妖奇庵夜話
」のレビュー

妖奇庵夜話

榎田ユウリ

「ラストシーン」まで読みました

ネタバレ
2023年11月2日
このレビューはネタバレを含みます▼ 各巻で事件が起こり、それが解決される推理小説のような展開でした。そして最後は色々な事件が思いもしなかった形で繋がり、ホラー的な結末。最初から最後まで共通のテーマは『家族』でしょうか。初めて会う見知らぬ他人でも血が繋がっていると言うだけで心が揺さぶられてしまう。『家族』とはなんと不条理なものでしょう。伊織も鵺が父親で無ければその存在を消し去ることへの躊躇など全く無かったでしょうから。兄のあの行動は妖人全体を守る為だったと理解しますが、綺麗事を言うのなら青目は法の裁きを受けるべきだったと思います。弟の兄に対する近親に対する愛以上の情の示唆、夷の主人に対する主従愛以上の感情の匂わせはこのお話しに耽美的要素を加えてくれて良かったです。脇坂くんとマメくん、この2人の青年達の成長も堪能しました。現代的男子の脇坂くん、元々男気のある人ではありましたが、最後は実に格好良く魅力的な男性となりました。そんな彼を女性が放っておく訳はないですね。

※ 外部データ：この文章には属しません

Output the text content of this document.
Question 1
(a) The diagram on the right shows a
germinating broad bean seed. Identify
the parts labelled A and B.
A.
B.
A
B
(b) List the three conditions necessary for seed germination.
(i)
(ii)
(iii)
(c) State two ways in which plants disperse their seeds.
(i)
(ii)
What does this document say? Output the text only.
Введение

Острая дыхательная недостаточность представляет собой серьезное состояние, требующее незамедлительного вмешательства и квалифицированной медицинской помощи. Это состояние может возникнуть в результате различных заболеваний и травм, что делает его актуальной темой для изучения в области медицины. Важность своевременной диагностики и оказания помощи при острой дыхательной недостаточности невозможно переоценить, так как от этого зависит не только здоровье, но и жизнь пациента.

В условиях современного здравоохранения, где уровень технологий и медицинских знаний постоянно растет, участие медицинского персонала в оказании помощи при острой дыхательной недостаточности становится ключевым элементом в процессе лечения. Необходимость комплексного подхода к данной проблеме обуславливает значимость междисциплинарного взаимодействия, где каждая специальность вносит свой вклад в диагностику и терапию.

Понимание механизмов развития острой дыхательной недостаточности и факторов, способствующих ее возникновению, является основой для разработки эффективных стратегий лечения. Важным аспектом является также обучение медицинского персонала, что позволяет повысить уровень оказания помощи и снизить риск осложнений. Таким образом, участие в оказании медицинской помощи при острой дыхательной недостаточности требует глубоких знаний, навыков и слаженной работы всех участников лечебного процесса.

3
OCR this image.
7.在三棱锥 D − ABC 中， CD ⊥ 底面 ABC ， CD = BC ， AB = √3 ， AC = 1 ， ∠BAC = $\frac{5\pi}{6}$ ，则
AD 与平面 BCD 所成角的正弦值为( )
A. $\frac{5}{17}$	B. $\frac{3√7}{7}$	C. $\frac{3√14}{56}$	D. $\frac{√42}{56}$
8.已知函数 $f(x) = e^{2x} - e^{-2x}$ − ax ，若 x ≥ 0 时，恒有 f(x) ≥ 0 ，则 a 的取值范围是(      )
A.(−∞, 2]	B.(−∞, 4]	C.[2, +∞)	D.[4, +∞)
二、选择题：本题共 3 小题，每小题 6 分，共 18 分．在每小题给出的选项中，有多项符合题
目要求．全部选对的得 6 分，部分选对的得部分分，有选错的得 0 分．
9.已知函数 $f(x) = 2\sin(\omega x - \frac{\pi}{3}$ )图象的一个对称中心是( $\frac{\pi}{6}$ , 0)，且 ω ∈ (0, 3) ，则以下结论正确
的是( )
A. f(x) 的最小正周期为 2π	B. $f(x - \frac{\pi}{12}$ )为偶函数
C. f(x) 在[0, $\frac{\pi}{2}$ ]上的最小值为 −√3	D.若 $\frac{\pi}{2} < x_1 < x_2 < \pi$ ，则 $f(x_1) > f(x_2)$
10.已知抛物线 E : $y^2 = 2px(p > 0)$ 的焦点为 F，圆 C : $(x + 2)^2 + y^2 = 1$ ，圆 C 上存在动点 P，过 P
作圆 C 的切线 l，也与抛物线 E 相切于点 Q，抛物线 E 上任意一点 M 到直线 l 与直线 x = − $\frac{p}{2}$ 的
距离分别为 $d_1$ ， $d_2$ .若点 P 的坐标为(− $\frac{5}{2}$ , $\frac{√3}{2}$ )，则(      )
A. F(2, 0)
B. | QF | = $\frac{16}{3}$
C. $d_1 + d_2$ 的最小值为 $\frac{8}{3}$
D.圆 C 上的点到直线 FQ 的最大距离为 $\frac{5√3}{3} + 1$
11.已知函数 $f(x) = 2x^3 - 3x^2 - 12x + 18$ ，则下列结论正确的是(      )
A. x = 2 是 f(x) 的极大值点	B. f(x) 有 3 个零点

ご結婚おめでとうございます(祝) マメくんは少し前まで気持ちを落ち着ける為に豆を研いでいたなんて信じられないくらいにしっかりした若者となりました。トウの存在も含め恐怖心などネガティブな感情など自分の全ての心の動きと向かい合うことが出来るようになった後の彼の進歩は目覚ましいかぎりです。幼な子のようだったマメくんが見られないのが少し寂しいくらいです。